If a hypothetical instantiation of a template immediately following its definition would be ill-formed due to a construct that does not depend on a template parameter, the program is ill-formed; no diagnostic is required. If the interpretation of such a construct in the hypothetical instantiation is different from the interpretation of the corresponding construct in any actual instantiation of the template, the program is ill-formed; no diagnostic is required. [ Note: This can happen in situations including the following:

(8.1) — a type used in a non-dependent name is incomplete at the point at which a template is defined but is complete at the point at which an instantiation is performed, or

(8.2) — an instantiation uses a default argument or default template argument that had not been defined at the point at which the template was defined, or

(8.3) — constant expression evaluation (5.20) within the template instantiation uses

(8.3.1) — the value of a const object of integral or unscoped enumeration type or

(8.3.2) — the value of a constexpr object or

(8.3.3) — the value of a reference or

(8.3.4) — the definition of a constexpr function,

and that entity was not defined when the template was defined, or

So, are these codes ill-formed?

code 1:

extern double b;

template<class T>
void f(T=b){}

void g(){
    f<double>();//ill-formed or not?
}

double b = 0;

void h(){
    f<double>();//ill-formed or not?
}

code 2:

//translation 1
extern double b;

template<class T>
void f(T=b){}

void g(){
    f<double>();//ill-formed or not?
}

//translation 2
double b = 0;

And Issue1850 Differences between definition context and point of instantiation

Various characteristics of entities referred to by a non-dependent reference in a template can change between the definition context and the point of instantiation of a specialization of that template. These include initialization (which affects whether an object can be used in a constant expression), function and template default arguments, and the completeness of types. There is implementation divergence as to whether these are checked in the definition context or at the point of instantiation. Presumably a rule is needed to make it ill-formed, no diagnostic required, if the validity of such a reference changes between the two contexts.

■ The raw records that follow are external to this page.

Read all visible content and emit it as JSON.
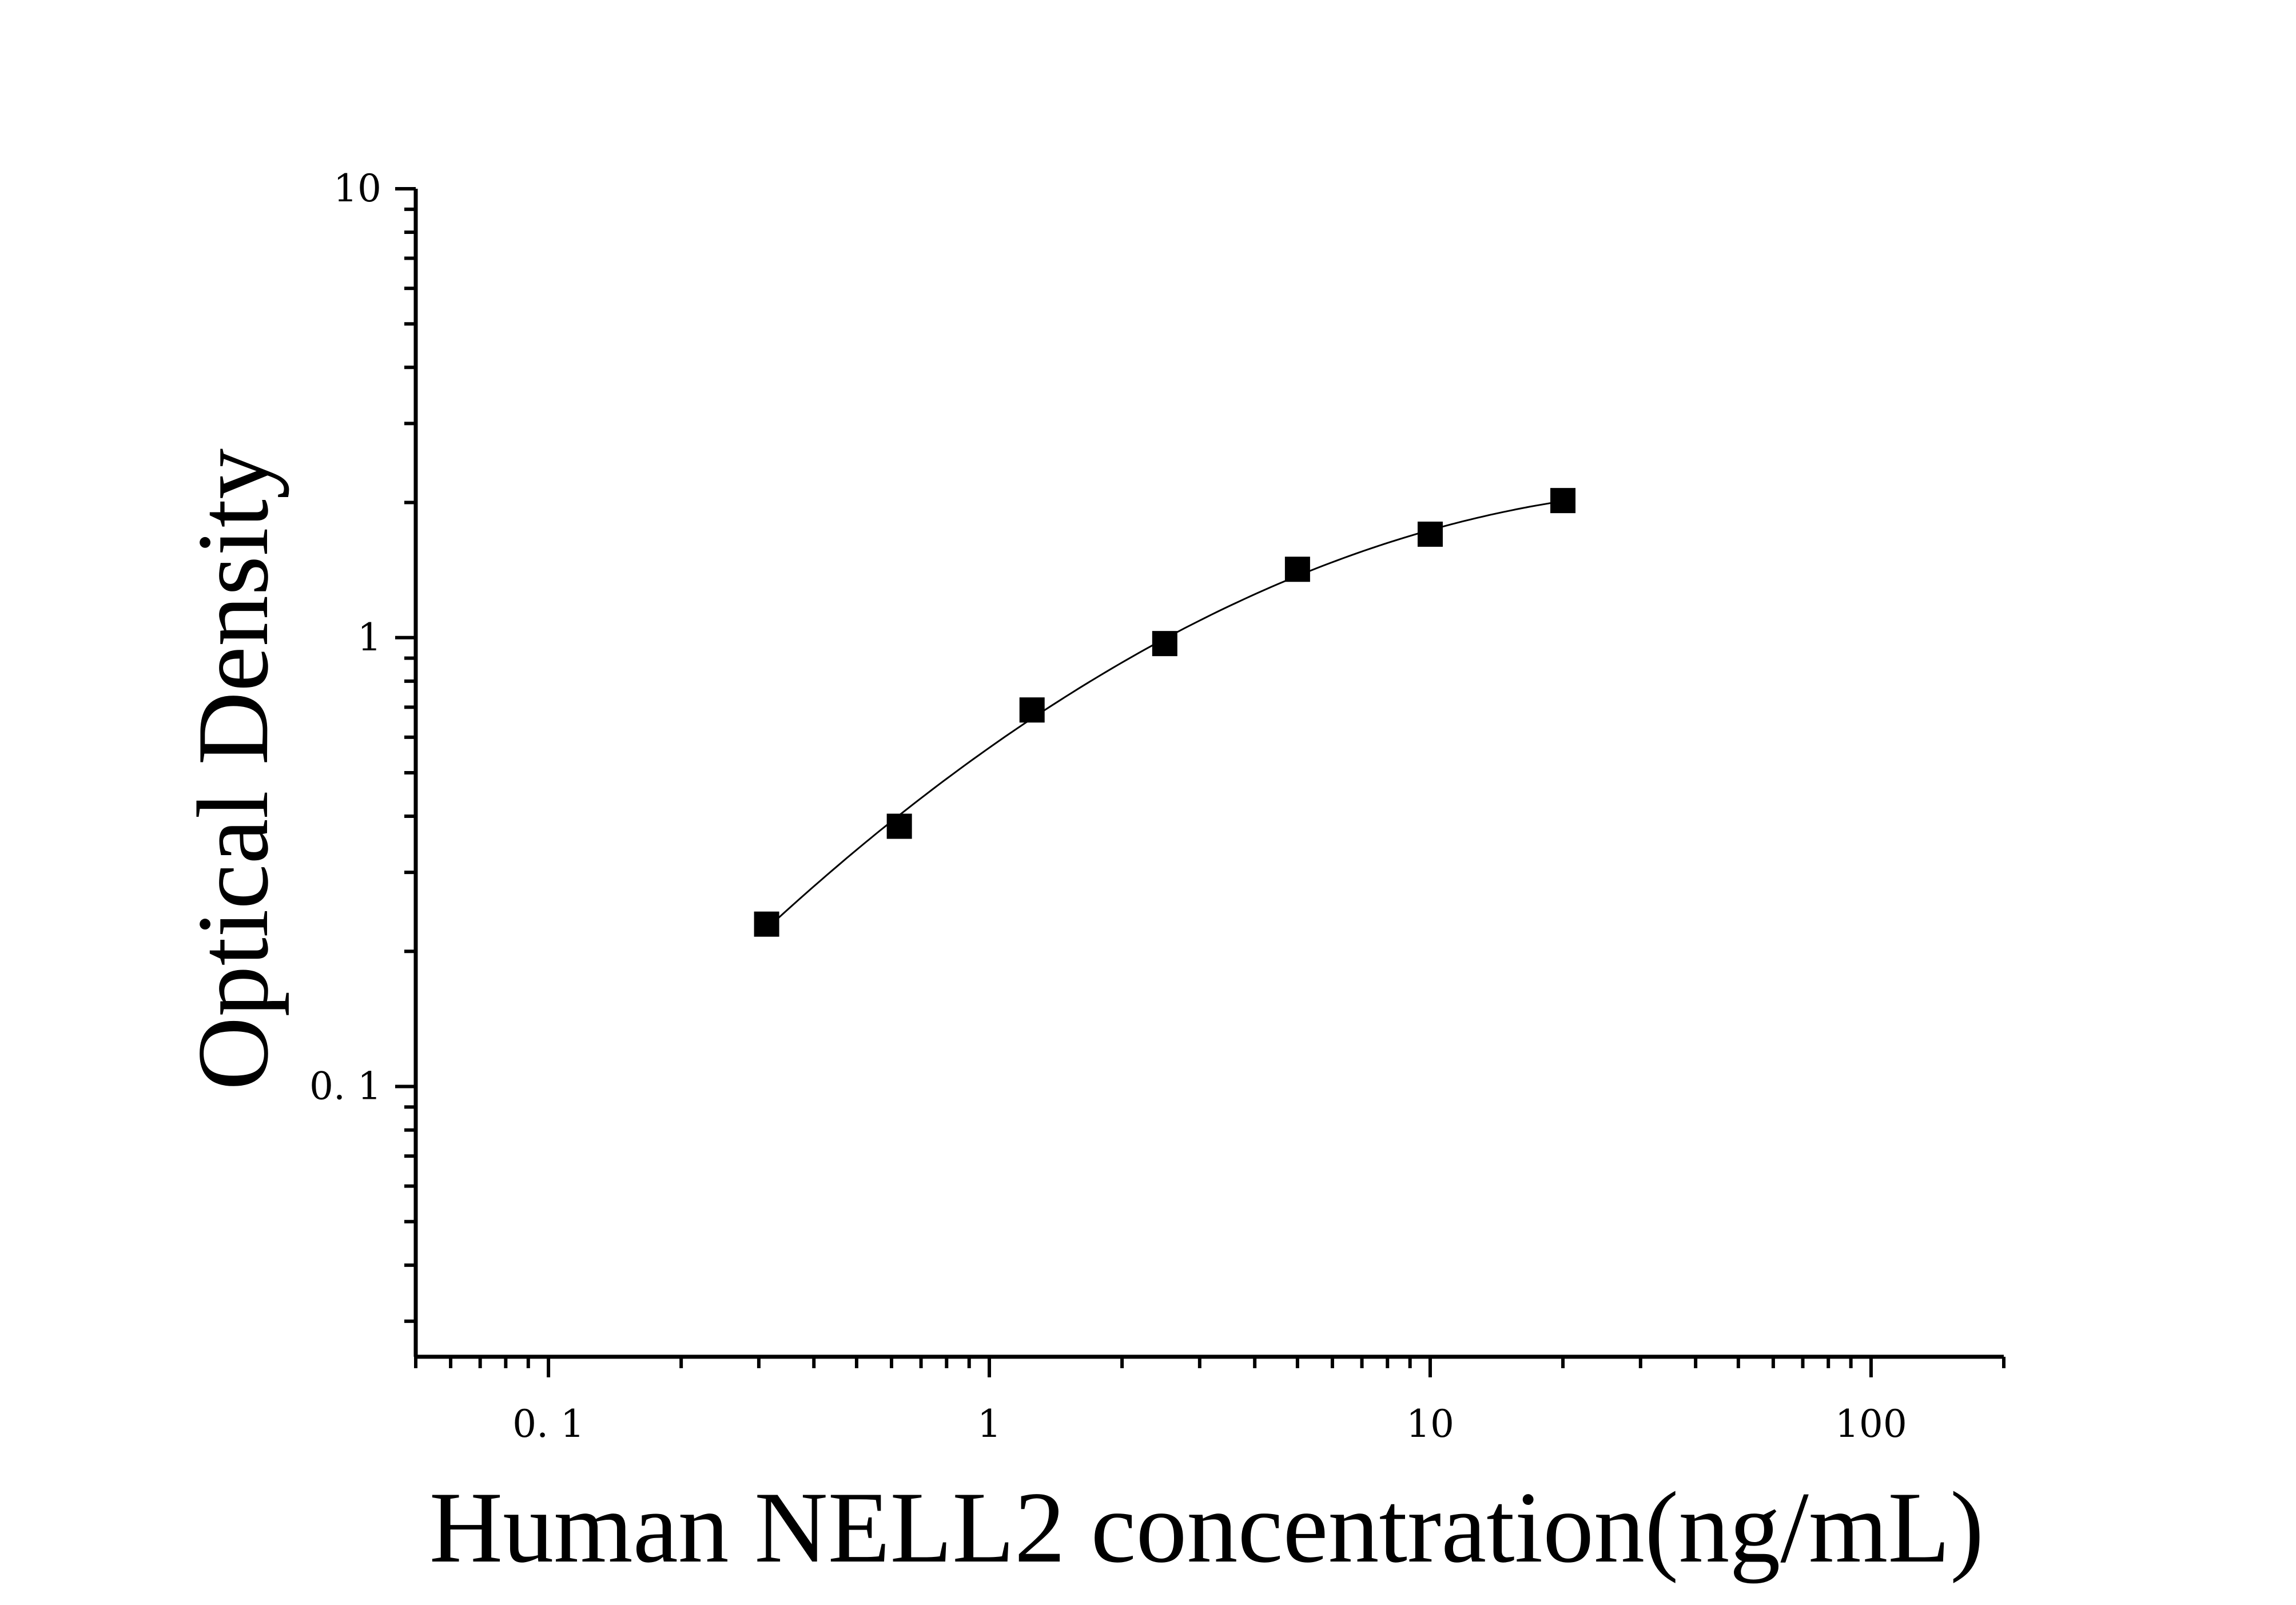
{
  "chart_data": {
    "type": "scatter",
    "title": "",
    "xlabel": "Human NELL2 concentration(ng/mL)",
    "ylabel": "Optical Density",
    "xscale": "log",
    "yscale": "log",
    "xlim": [
      0.05,
      200
    ],
    "ylim": [
      0.025,
      10
    ],
    "x_ticks": [
      {
        "value": 0.1,
        "label": "0. 1"
      },
      {
        "value": 1,
        "label": "1"
      },
      {
        "value": 10,
        "label": "10"
      },
      {
        "value": 100,
        "label": "100"
      }
    ],
    "y_ticks": [
      {
        "value": 0.1,
        "label": "0. 1"
      },
      {
        "value": 1,
        "label": "1"
      },
      {
        "value": 10,
        "label": "10"
      }
    ],
    "grid": false,
    "legend": "none",
    "marker": "square",
    "fit_curve": true,
    "colors": {
      "marker": "#000000",
      "curve": "#000000",
      "axis": "#000000"
    },
    "points": [
      {
        "x": 0.3125,
        "y": 0.23
      },
      {
        "x": 0.625,
        "y": 0.38
      },
      {
        "x": 1.25,
        "y": 0.69
      },
      {
        "x": 2.5,
        "y": 0.97
      },
      {
        "x": 5,
        "y": 1.42
      },
      {
        "x": 10,
        "y": 1.7
      },
      {
        "x": 20,
        "y": 2.02
      }
    ]
  }
}
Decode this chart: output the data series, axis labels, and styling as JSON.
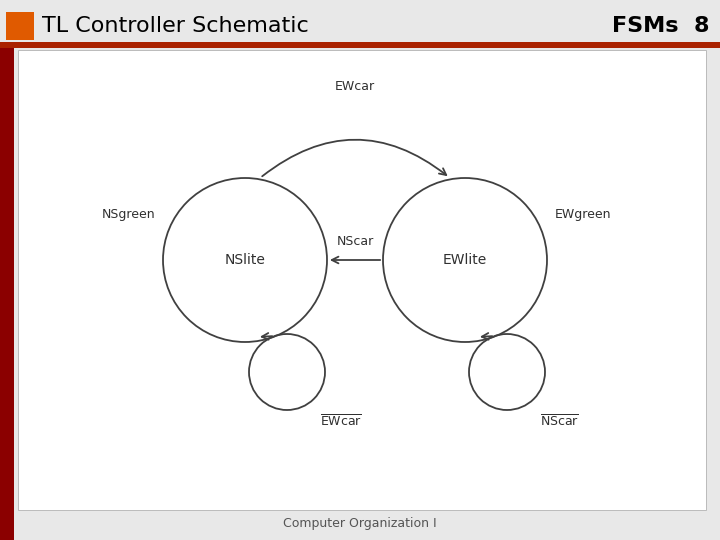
{
  "title": "TL Controller Schematic",
  "title_fontsize": 16,
  "title_color": "#000000",
  "slide_label": "FSMs  8",
  "slide_label_fontsize": 16,
  "footer": "Computer Organization I",
  "footer_fontsize": 9,
  "bg_color": "#e8e8e8",
  "content_bg": "#ffffff",
  "orange_rect_color": "#e05a00",
  "left_bar_color": "#8b0000",
  "ns_label": "NSlite",
  "ew_label": "EWlite",
  "nsgreen_label": "NSgreen",
  "ewgreen_label": "EWgreen",
  "ewcar_arc_label": "EWcar",
  "nscar_arrow_label": "NScar",
  "ns_self_label": "EWcar",
  "ew_self_label": "NScar",
  "line_color": "#404040",
  "text_color": "#303030"
}
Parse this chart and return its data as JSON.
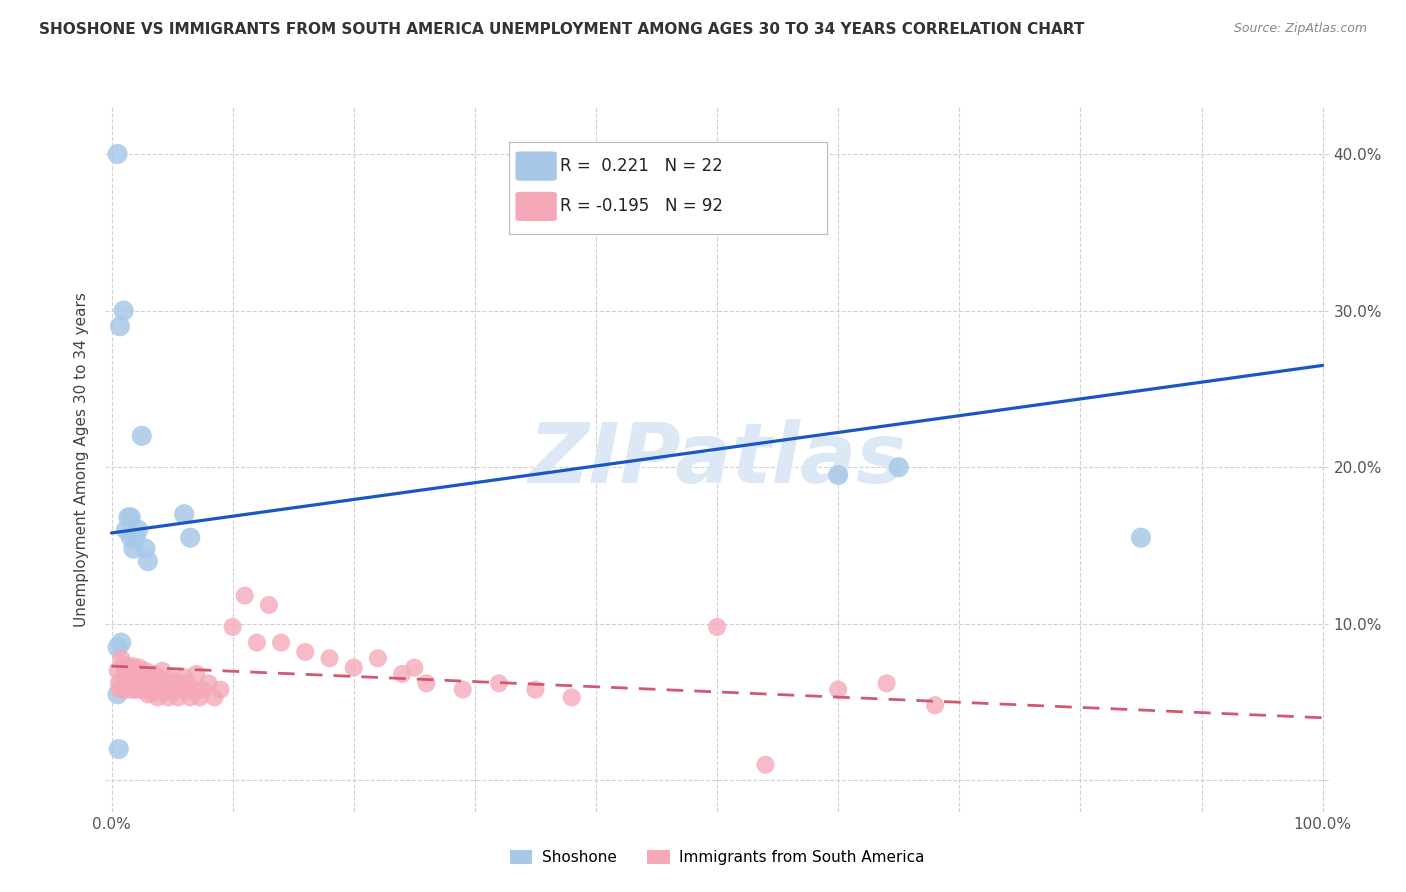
{
  "title": "SHOSHONE VS IMMIGRANTS FROM SOUTH AMERICA UNEMPLOYMENT AMONG AGES 30 TO 34 YEARS CORRELATION CHART",
  "source": "Source: ZipAtlas.com",
  "ylabel": "Unemployment Among Ages 30 to 34 years",
  "xlim": [
    -0.005,
    1.005
  ],
  "ylim": [
    -0.02,
    0.43
  ],
  "xticks": [
    0.0,
    0.1,
    0.2,
    0.3,
    0.4,
    0.5,
    0.6,
    0.7,
    0.8,
    0.9,
    1.0
  ],
  "xticklabels": [
    "0.0%",
    "",
    "",
    "",
    "",
    "",
    "",
    "",
    "",
    "",
    "100.0%"
  ],
  "yticks": [
    0.0,
    0.1,
    0.2,
    0.3,
    0.4
  ],
  "yticklabels_left": [
    "",
    "",
    "",
    "",
    ""
  ],
  "yticklabels_right": [
    "",
    "10.0%",
    "20.0%",
    "30.0%",
    "40.0%"
  ],
  "legend_blue_r": " 0.221",
  "legend_blue_n": "22",
  "legend_pink_r": "-0.195",
  "legend_pink_n": "92",
  "legend_blue_label": "Shoshone",
  "legend_pink_label": "Immigrants from South America",
  "blue_color": "#a8c8e8",
  "pink_color": "#f4a8b8",
  "blue_line_color": "#1a56c4",
  "pink_line_color": "#d05870",
  "watermark": "ZIPatlas",
  "shoshone_x": [
    0.005,
    0.005,
    0.008,
    0.01,
    0.012,
    0.014,
    0.016,
    0.016,
    0.018,
    0.02,
    0.022,
    0.025,
    0.028,
    0.03,
    0.06,
    0.065,
    0.6,
    0.65,
    0.85,
    0.005,
    0.006,
    0.007
  ],
  "shoshone_y": [
    0.4,
    0.085,
    0.088,
    0.3,
    0.16,
    0.168,
    0.168,
    0.155,
    0.148,
    0.155,
    0.16,
    0.22,
    0.148,
    0.14,
    0.17,
    0.155,
    0.195,
    0.2,
    0.155,
    0.055,
    0.02,
    0.29
  ],
  "immigrants_x": [
    0.005,
    0.006,
    0.007,
    0.008,
    0.009,
    0.01,
    0.01,
    0.011,
    0.012,
    0.013,
    0.013,
    0.014,
    0.015,
    0.015,
    0.016,
    0.016,
    0.017,
    0.018,
    0.018,
    0.019,
    0.02,
    0.02,
    0.021,
    0.022,
    0.022,
    0.023,
    0.024,
    0.025,
    0.026,
    0.026,
    0.027,
    0.028,
    0.029,
    0.03,
    0.03,
    0.031,
    0.032,
    0.033,
    0.034,
    0.035,
    0.035,
    0.036,
    0.037,
    0.038,
    0.039,
    0.04,
    0.04,
    0.041,
    0.042,
    0.043,
    0.044,
    0.045,
    0.046,
    0.047,
    0.048,
    0.05,
    0.052,
    0.053,
    0.055,
    0.057,
    0.06,
    0.062,
    0.063,
    0.065,
    0.068,
    0.07,
    0.073,
    0.075,
    0.08,
    0.085,
    0.09,
    0.1,
    0.11,
    0.12,
    0.13,
    0.14,
    0.16,
    0.18,
    0.2,
    0.22,
    0.24,
    0.25,
    0.26,
    0.29,
    0.32,
    0.35,
    0.38,
    0.5,
    0.54,
    0.6,
    0.64,
    0.68
  ],
  "immigrants_y": [
    0.07,
    0.062,
    0.058,
    0.078,
    0.065,
    0.058,
    0.074,
    0.072,
    0.06,
    0.062,
    0.068,
    0.07,
    0.058,
    0.072,
    0.062,
    0.068,
    0.064,
    0.058,
    0.073,
    0.062,
    0.058,
    0.07,
    0.065,
    0.062,
    0.058,
    0.072,
    0.066,
    0.058,
    0.068,
    0.06,
    0.062,
    0.07,
    0.064,
    0.062,
    0.055,
    0.065,
    0.058,
    0.056,
    0.062,
    0.058,
    0.068,
    0.062,
    0.058,
    0.053,
    0.066,
    0.058,
    0.062,
    0.064,
    0.07,
    0.056,
    0.058,
    0.06,
    0.062,
    0.053,
    0.06,
    0.065,
    0.058,
    0.063,
    0.053,
    0.058,
    0.066,
    0.062,
    0.058,
    0.053,
    0.058,
    0.068,
    0.053,
    0.058,
    0.062,
    0.053,
    0.058,
    0.098,
    0.118,
    0.088,
    0.112,
    0.088,
    0.082,
    0.078,
    0.072,
    0.078,
    0.068,
    0.072,
    0.062,
    0.058,
    0.062,
    0.058,
    0.053,
    0.098,
    0.01,
    0.058,
    0.062,
    0.048
  ],
  "blue_trendline_x": [
    0.0,
    1.0
  ],
  "blue_trendline_y": [
    0.158,
    0.265
  ],
  "pink_trendline_x": [
    0.0,
    1.0
  ],
  "pink_trendline_y": [
    0.073,
    0.04
  ],
  "grid_color": "#cccccc",
  "tick_color": "#555555",
  "bg_color": "#ffffff"
}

Can you show me more examples about how are characteristics of non-dependent names different between the two contexts? Typically about 8.2 and 8.3.1


Solution

  • Here's an example:

    extern const int b;
    
    template<int, int>
    void f(int);
    
    template<int, const int &>
    void f(long);
    
    template<class>
    void g() {
        f<0, b>(0);
    }
    // #1
    
    extern const int b = 0;
    
    
    int main(){
        g<int>(); 
    }
    
    // #2
    

    A hypothetical instantiation at #1 will call void f<0, b>(long), because b isn't a constant expression at that point, so the (int) overload SFINAEs away. An instantiation at #2 (which is a point of instantiation of g<int>) will call void f<0, 0>(int), because by then b is a constant expression, the (int) overload is viable and wins overload resolution.

    Clang and GCC will in fact call different fs with this code.